The Kirkwood, Mo., pro had a strong performance on days one and two, but his final-round opportunities fell victim to declining water level. Limited by conditions, Joe McClary managed only one keeper for 2 pounds, 3 ounces.

“The first day, I caught a couple sight-fishing and a couple punching, but I found a deal on day two way back in some lily pads,” McClary says. “I probably caught 12 to 13 keepers and had one that was 6 pounds.

“I went in there on day three, and you could have walked across the area – there was no water,” he adds. “I didn’t have a fall-out plan, so I just went fishing and stumbled across one.”

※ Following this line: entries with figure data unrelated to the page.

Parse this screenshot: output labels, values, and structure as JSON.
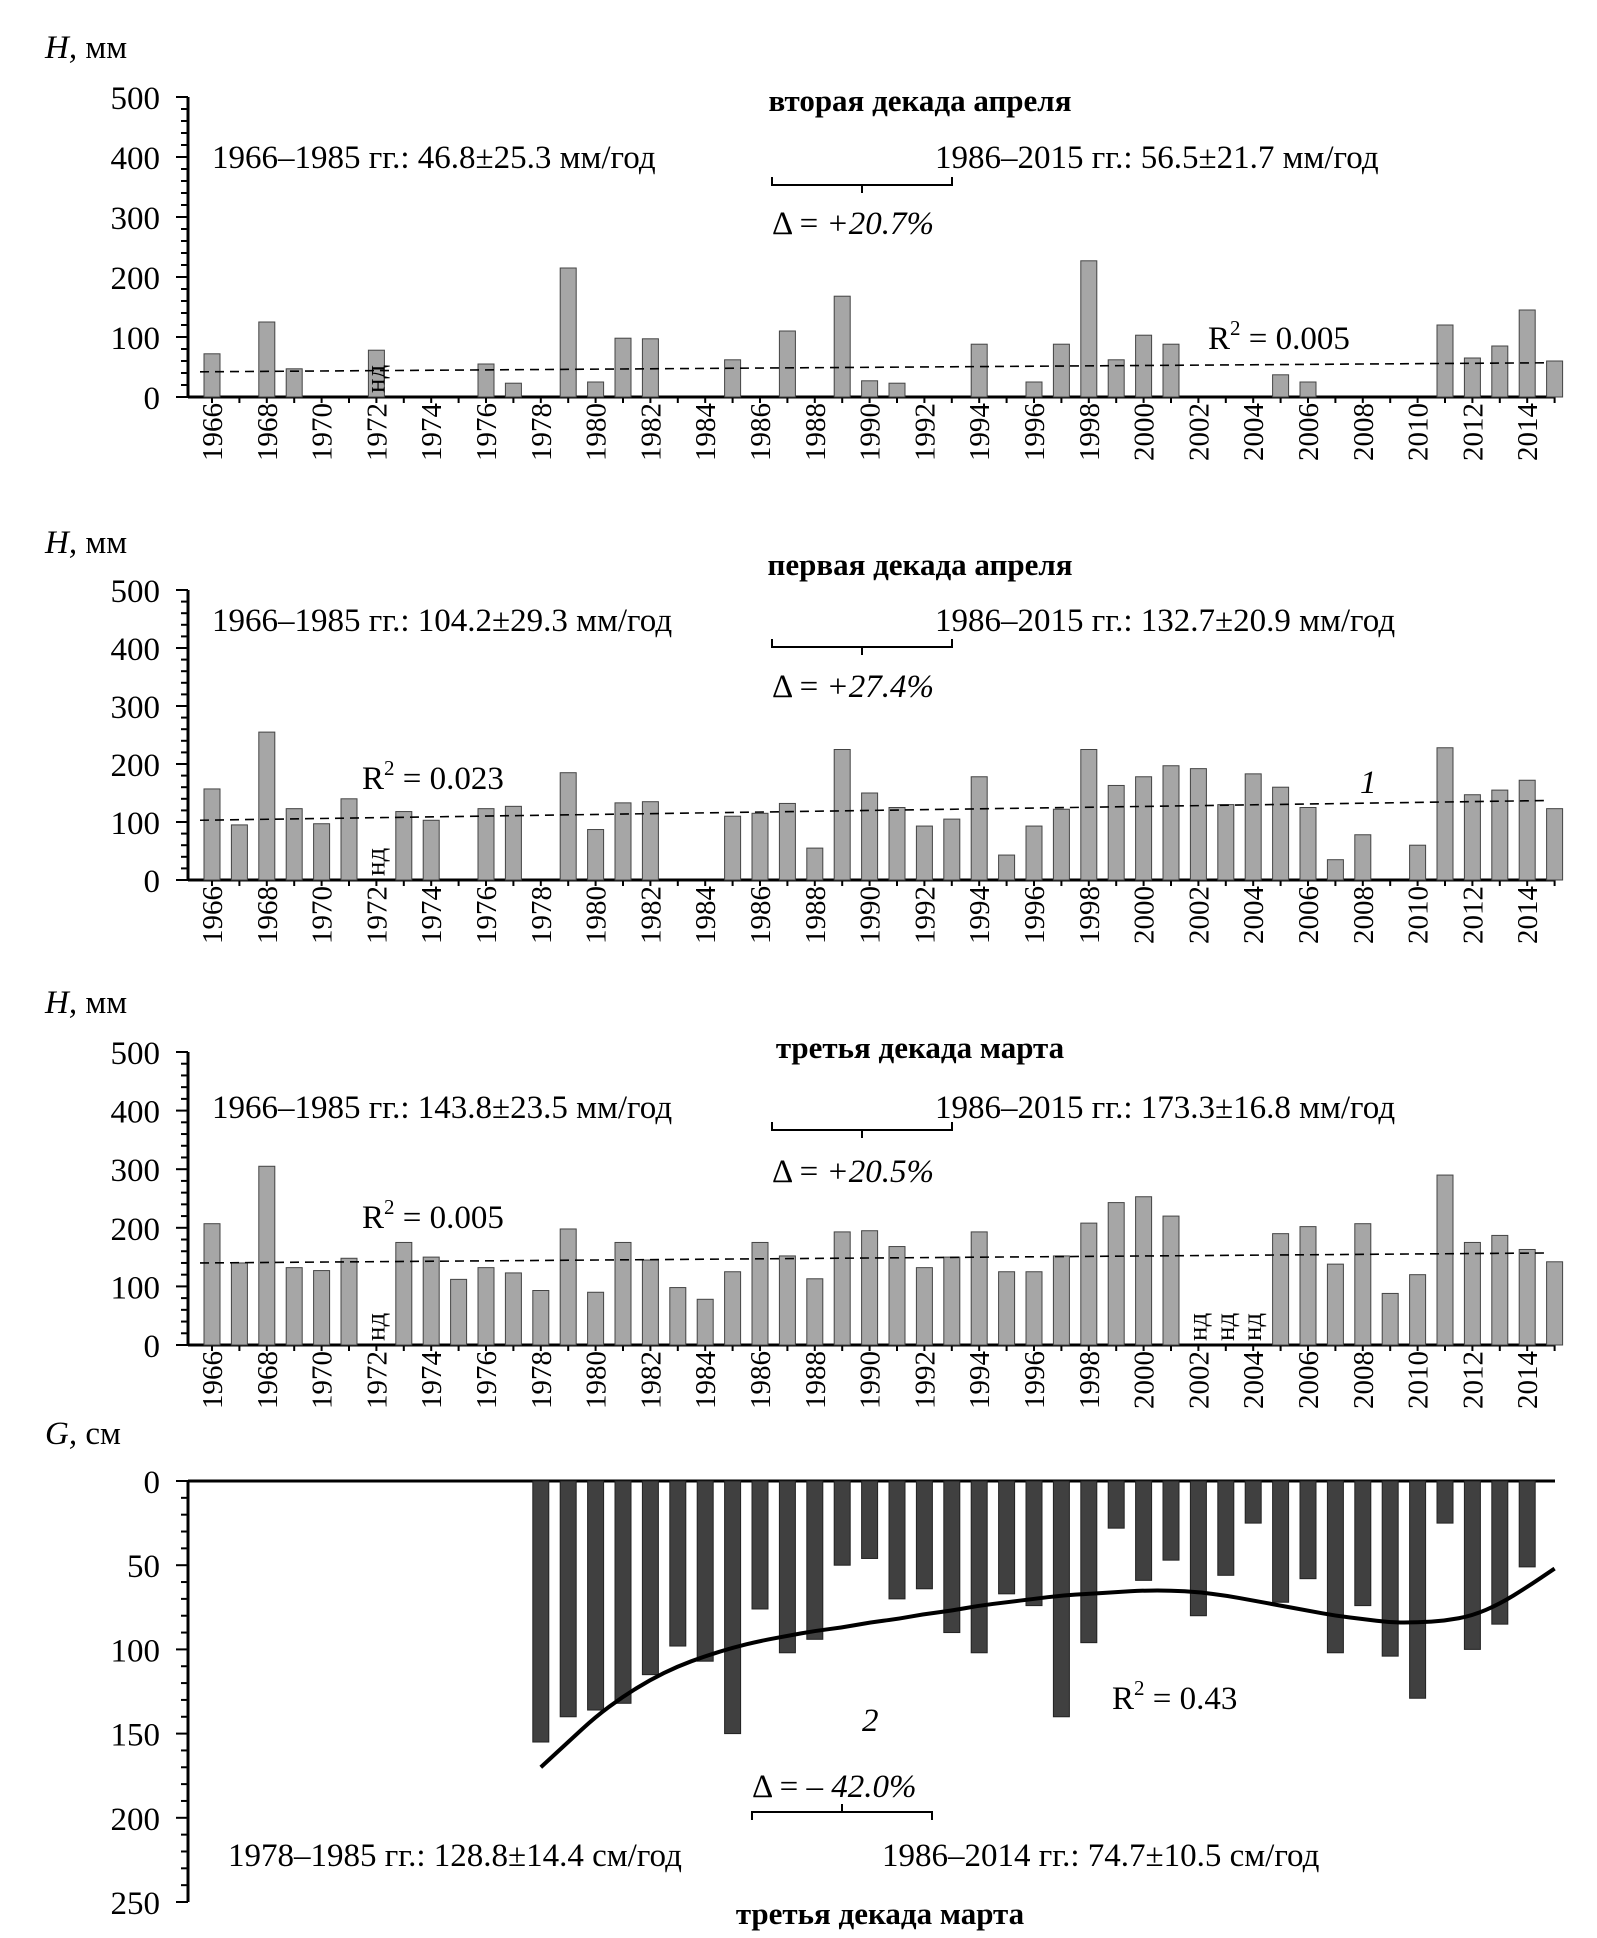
{
  "chart_data": [
    {
      "type": "bar",
      "title": "вторая декада апреля",
      "y_label_symbol": "H,",
      "y_label_unit": "мм",
      "ylim": [
        0,
        500
      ],
      "y_ticks": [
        "0",
        "100",
        "200",
        "300",
        "400",
        "500"
      ],
      "x_tick_labels": [
        "1966",
        "1968",
        "1970",
        "1972",
        "1974",
        "1976",
        "1978",
        "1980",
        "1982",
        "1984",
        "1986",
        "1988",
        "1990",
        "1992",
        "1994",
        "1996",
        "1998",
        "2000",
        "2002",
        "2004",
        "2006",
        "2008",
        "2010",
        "2012",
        "2014"
      ],
      "years": [
        1966,
        1967,
        1968,
        1969,
        1970,
        1971,
        1972,
        1973,
        1974,
        1975,
        1976,
        1977,
        1978,
        1979,
        1980,
        1981,
        1982,
        1983,
        1984,
        1985,
        1986,
        1987,
        1988,
        1989,
        1990,
        1991,
        1992,
        1993,
        1994,
        1995,
        1996,
        1997,
        1998,
        1999,
        2000,
        2001,
        2002,
        2003,
        2004,
        2005,
        2006,
        2007,
        2008,
        2009,
        2010,
        2011,
        2012,
        2013,
        2014,
        2015
      ],
      "values": [
        72,
        0,
        125,
        47,
        0,
        0,
        78,
        0,
        0,
        0,
        55,
        23,
        0,
        215,
        25,
        98,
        97,
        0,
        0,
        62,
        0,
        110,
        0,
        168,
        27,
        23,
        0,
        0,
        88,
        0,
        25,
        88,
        227,
        62,
        103,
        88,
        0,
        0,
        0,
        37,
        25,
        0,
        0,
        0,
        0,
        120,
        65,
        85,
        145,
        60
      ],
      "nd_years": [
        1972
      ],
      "nd_label": "нд",
      "trend": {
        "start": 42,
        "end": 57
      },
      "r2_label": "R",
      "r2_sup": "2",
      "r2_value": " = 0.005",
      "period1_text": "1966–1985 гг.: 46.8±25.3 мм/год",
      "period2_text": "1986–2015 гг.: 56.5±21.7 мм/год",
      "delta_prefix": "Δ = ",
      "delta_value": "+20.7%"
    },
    {
      "type": "bar",
      "title": "первая декада апреля",
      "y_label_symbol": "H,",
      "y_label_unit": "мм",
      "ylim": [
        0,
        500
      ],
      "y_ticks": [
        "0",
        "100",
        "200",
        "300",
        "400",
        "500"
      ],
      "x_tick_labels": [
        "1966",
        "1968",
        "1970",
        "1972",
        "1974",
        "1976",
        "1978",
        "1980",
        "1982",
        "1984",
        "1986",
        "1988",
        "1990",
        "1992",
        "1994",
        "1996",
        "1998",
        "2000",
        "2002",
        "2004",
        "2006",
        "2008",
        "2010",
        "2012",
        "2014"
      ],
      "years": [
        1966,
        1967,
        1968,
        1969,
        1970,
        1971,
        1972,
        1973,
        1974,
        1975,
        1976,
        1977,
        1978,
        1979,
        1980,
        1981,
        1982,
        1983,
        1984,
        1985,
        1986,
        1987,
        1988,
        1989,
        1990,
        1991,
        1992,
        1993,
        1994,
        1995,
        1996,
        1997,
        1998,
        1999,
        2000,
        2001,
        2002,
        2003,
        2004,
        2005,
        2006,
        2007,
        2008,
        2009,
        2010,
        2011,
        2012,
        2013,
        2014,
        2015
      ],
      "values": [
        157,
        95,
        255,
        123,
        97,
        140,
        0,
        118,
        103,
        0,
        123,
        127,
        0,
        185,
        87,
        133,
        135,
        0,
        0,
        110,
        115,
        132,
        55,
        225,
        150,
        125,
        93,
        105,
        178,
        43,
        93,
        122,
        225,
        163,
        178,
        197,
        192,
        130,
        183,
        160,
        125,
        35,
        78,
        0,
        60,
        228,
        147,
        155,
        172,
        123
      ],
      "nd_years": [
        1972
      ],
      "nd_label": "нд",
      "trend": {
        "start": 103,
        "end": 137
      },
      "r2_label": "R",
      "r2_sup": "2",
      "r2_value": " = 0.023",
      "curve_number": "1",
      "period1_text": "1966–1985 гг.: 104.2±29.3 мм/год",
      "period2_text": "1986–2015 гг.: 132.7±20.9 мм/год",
      "delta_prefix": "Δ = ",
      "delta_value": "+27.4%"
    },
    {
      "type": "bar",
      "title": "третья декада марта",
      "y_label_symbol": "H,",
      "y_label_unit": "мм",
      "ylim": [
        0,
        500
      ],
      "y_ticks": [
        "0",
        "100",
        "200",
        "300",
        "400",
        "500"
      ],
      "x_tick_labels": [
        "1966",
        "1968",
        "1970",
        "1972",
        "1974",
        "1976",
        "1978",
        "1980",
        "1982",
        "1984",
        "1986",
        "1988",
        "1990",
        "1992",
        "1994",
        "1996",
        "1998",
        "2000",
        "2002",
        "2004",
        "2006",
        "2008",
        "2010",
        "2012",
        "2014"
      ],
      "years": [
        1966,
        1967,
        1968,
        1969,
        1970,
        1971,
        1972,
        1973,
        1974,
        1975,
        1976,
        1977,
        1978,
        1979,
        1980,
        1981,
        1982,
        1983,
        1984,
        1985,
        1986,
        1987,
        1988,
        1989,
        1990,
        1991,
        1992,
        1993,
        1994,
        1995,
        1996,
        1997,
        1998,
        1999,
        2000,
        2001,
        2002,
        2003,
        2004,
        2005,
        2006,
        2007,
        2008,
        2009,
        2010,
        2011,
        2012,
        2013,
        2014,
        2015
      ],
      "values": [
        207,
        140,
        305,
        132,
        127,
        148,
        0,
        175,
        150,
        112,
        132,
        123,
        93,
        198,
        90,
        175,
        145,
        98,
        78,
        125,
        175,
        152,
        113,
        193,
        195,
        168,
        132,
        150,
        193,
        125,
        125,
        152,
        208,
        243,
        253,
        220,
        0,
        0,
        0,
        190,
        202,
        138,
        207,
        88,
        120,
        290,
        175,
        187,
        163,
        142
      ],
      "nd_years": [
        1972,
        2002,
        2003,
        2004
      ],
      "nd_label": "нд",
      "trend": {
        "start": 140,
        "end": 157
      },
      "r2_label": "R",
      "r2_sup": "2",
      "r2_value": " = 0.005",
      "period1_text": "1966–1985 гг.: 143.8±23.5 мм/год",
      "period2_text": "1986–2015 гг.: 173.3±16.8 мм/год",
      "delta_prefix": "Δ = ",
      "delta_value": "+20.5%"
    },
    {
      "type": "bar",
      "title": "третья декада марта",
      "y_label_symbol": "G,",
      "y_label_unit": "см",
      "ylim": [
        0,
        250
      ],
      "y_inverted": true,
      "y_ticks": [
        "0",
        "50",
        "100",
        "150",
        "200",
        "250"
      ],
      "years": [
        1978,
        1979,
        1980,
        1981,
        1982,
        1983,
        1984,
        1985,
        1986,
        1987,
        1988,
        1989,
        1990,
        1991,
        1992,
        1993,
        1994,
        1995,
        1996,
        1997,
        1998,
        1999,
        2000,
        2001,
        2002,
        2003,
        2004,
        2005,
        2006,
        2007,
        2008,
        2009,
        2010,
        2011,
        2012,
        2013,
        2014
      ],
      "values": [
        155,
        140,
        136,
        132,
        115,
        98,
        107,
        150,
        76,
        102,
        94,
        50,
        46,
        70,
        64,
        90,
        102,
        67,
        74,
        140,
        96,
        28,
        59,
        47,
        80,
        56,
        25,
        72,
        58,
        102,
        74,
        104,
        129,
        25,
        100,
        85,
        51
      ],
      "trend_curve": [
        [
          1978,
          170
        ],
        [
          1979,
          155
        ],
        [
          1980,
          140
        ],
        [
          1981,
          128
        ],
        [
          1982,
          118
        ],
        [
          1983,
          110
        ],
        [
          1984,
          104
        ],
        [
          1985,
          99
        ],
        [
          1986,
          95
        ],
        [
          1987,
          92
        ],
        [
          1988,
          89
        ],
        [
          1989,
          87
        ],
        [
          1990,
          84
        ],
        [
          1991,
          82
        ],
        [
          1992,
          79
        ],
        [
          1993,
          77
        ],
        [
          1994,
          74
        ],
        [
          1995,
          72
        ],
        [
          1996,
          70
        ],
        [
          1997,
          68
        ],
        [
          1998,
          67
        ],
        [
          1999,
          66
        ],
        [
          2000,
          65
        ],
        [
          2001,
          65
        ],
        [
          2002,
          66
        ],
        [
          2003,
          68
        ],
        [
          2004,
          71
        ],
        [
          2005,
          74
        ],
        [
          2006,
          77
        ],
        [
          2007,
          80
        ],
        [
          2008,
          82
        ],
        [
          2009,
          84
        ],
        [
          2010,
          84
        ],
        [
          2011,
          83
        ],
        [
          2012,
          80
        ],
        [
          2013,
          73
        ],
        [
          2014,
          63
        ],
        [
          2015,
          52
        ]
      ],
      "r2_label": "R",
      "r2_sup": "2",
      "r2_value": " = 0.43",
      "curve_number": "2",
      "period1_text": "1978–1985 гг.: 128.8±14.4 см/год",
      "period2_text": "1986–2014 гг.: 74.7±10.5 см/год",
      "delta_prefix": "Δ = ",
      "delta_value": "– 42.0%"
    }
  ]
}
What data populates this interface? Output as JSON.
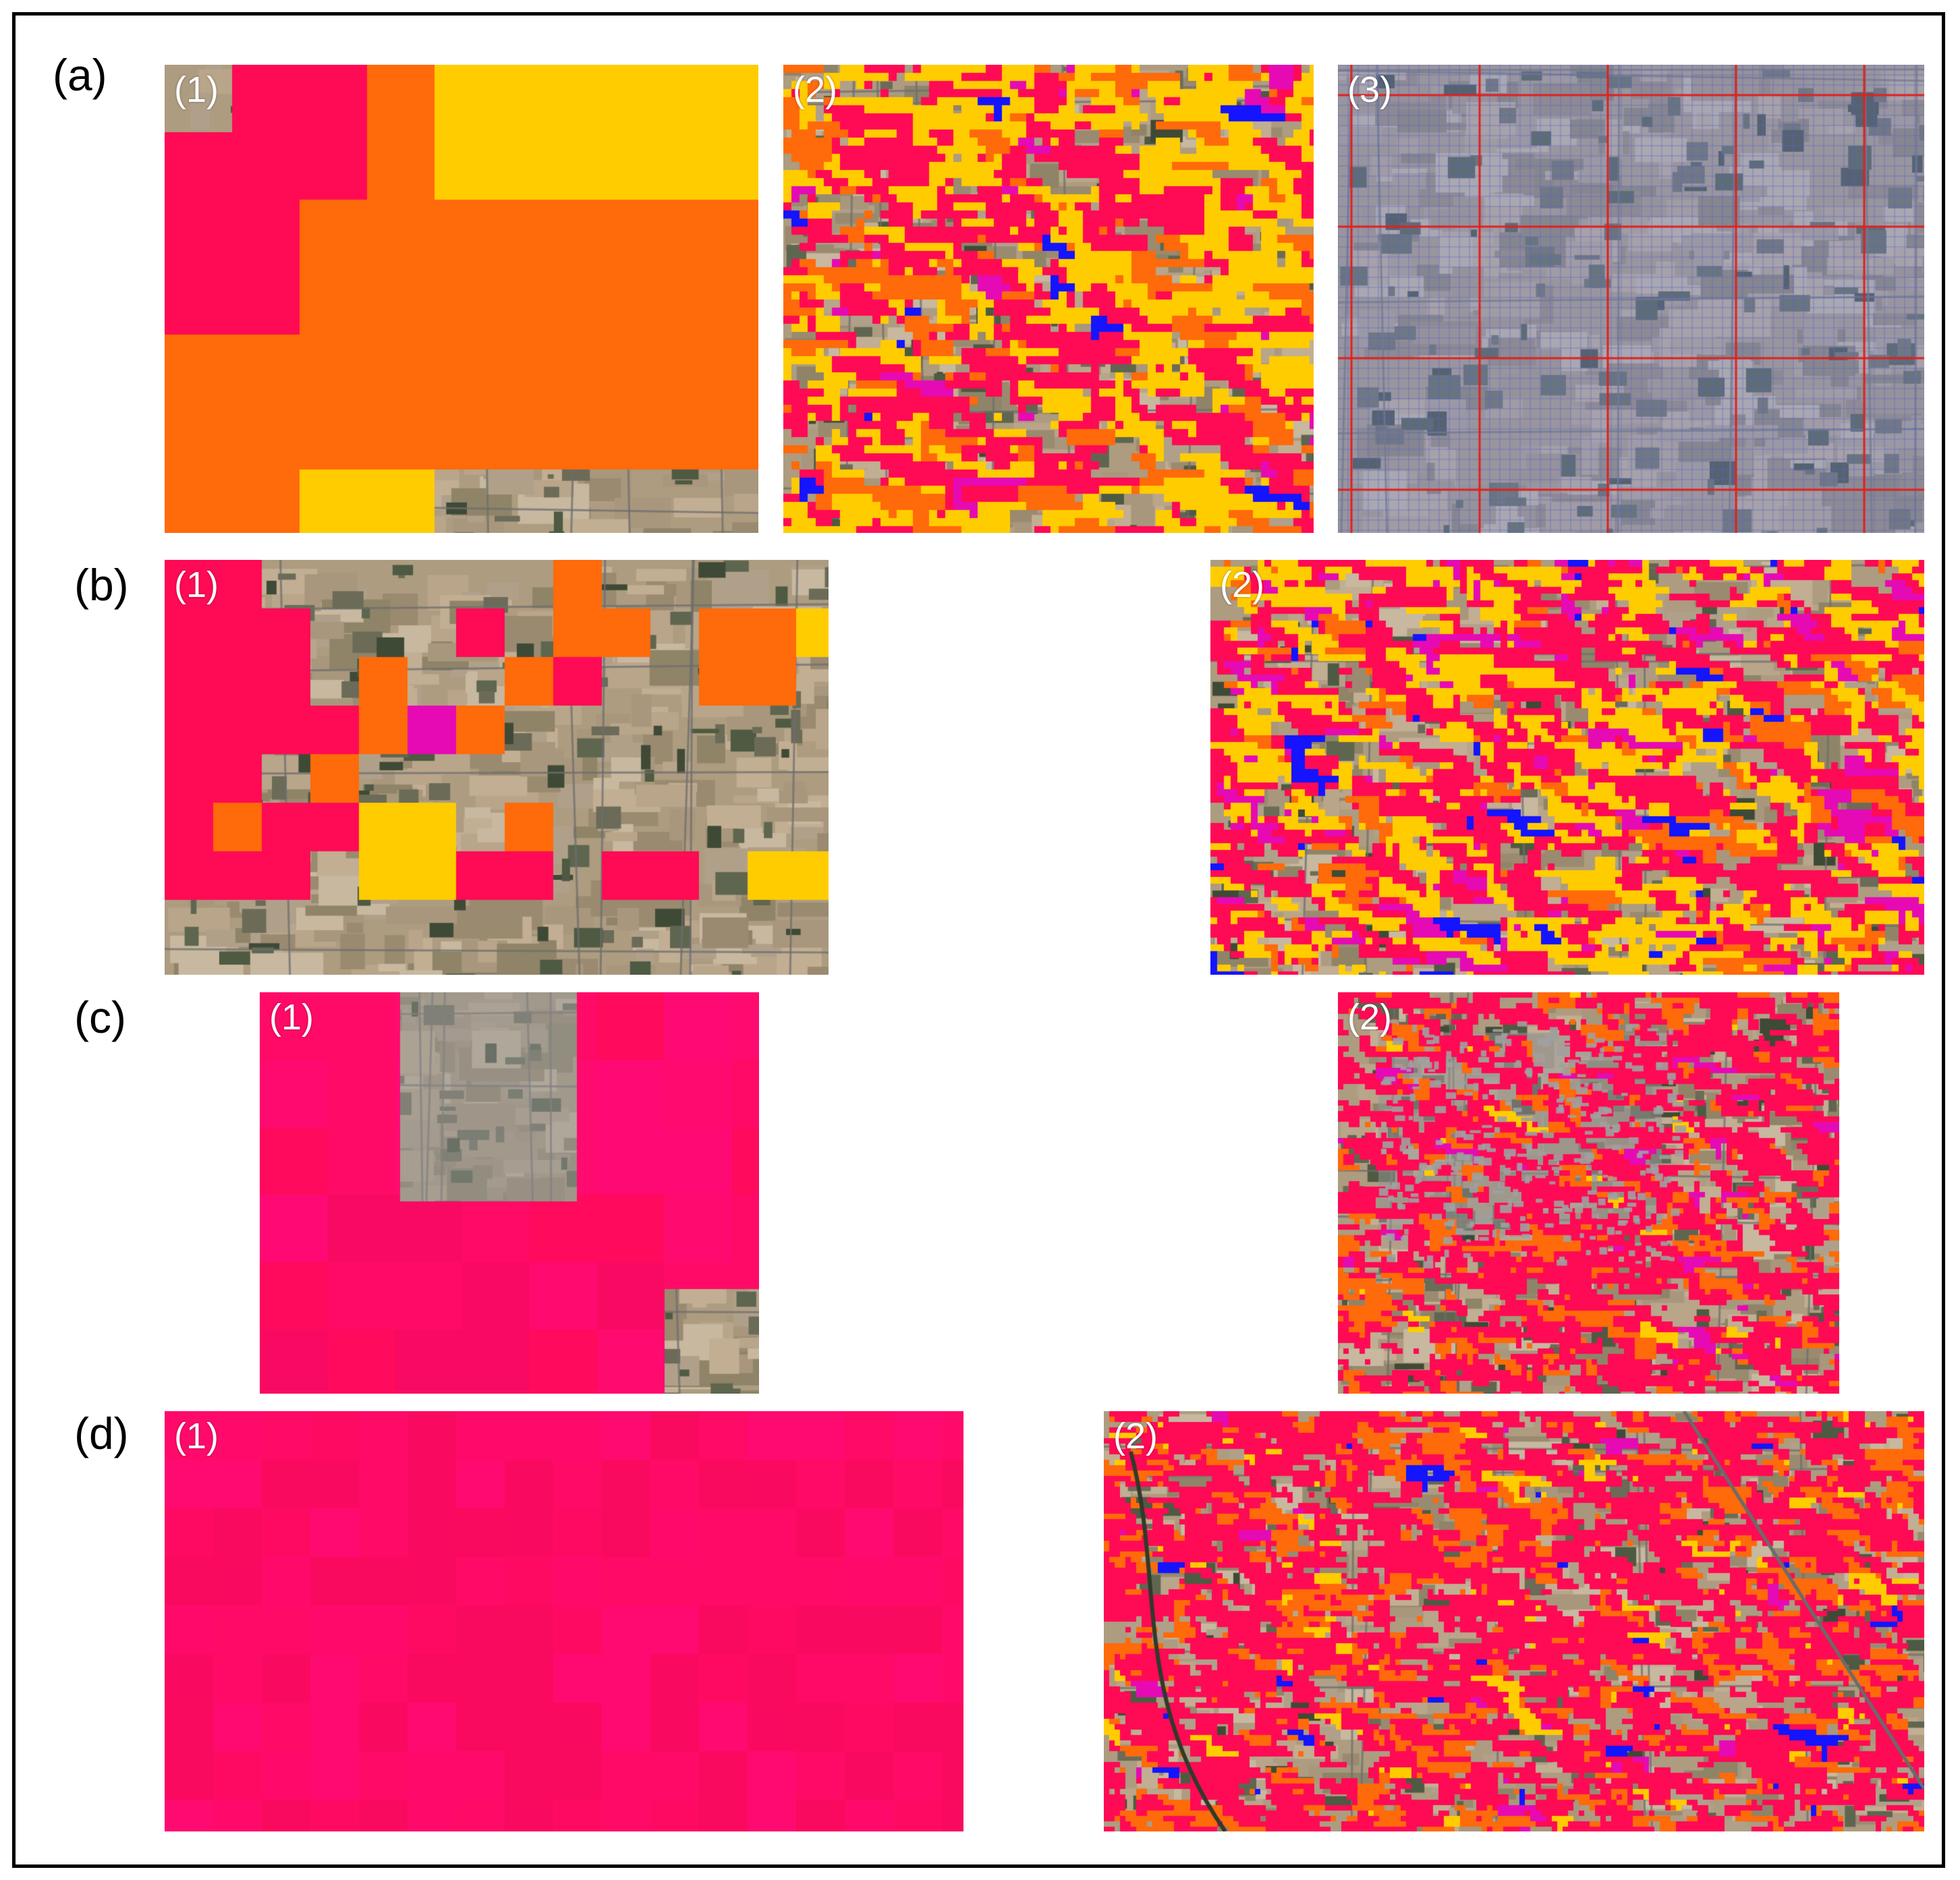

McClary’s lone day-three keeper ate a swim jig with a small swimbait trailer. The light trailer was important for keeping his bait high in the water when fishing shallow cover.

 

10. Hunter hangs in for 10th

Coming into an event without at least some measure of an established pattern is always a tough deal, but Kentucky pro Brandon Hunter took that scenario and scratched his way to a 10th-place finish with 31-14.

“I didn’t really have anything going this week,” Hunter says. “I just went fishing. You can fish comfortably without nerves after you’ve had a bad practice.

“I think a lot of guys who caught ’em had areas where the fish were pulling up into. But in the area I was fishing, the water was falling, the temperature dropped four degrees the night before the final day, and it got beat up between practice and the first day.”

Hunter caught most of his fish on a Lucky Craft LD 1.5 DD crankbait and a Nichols spinnerbait.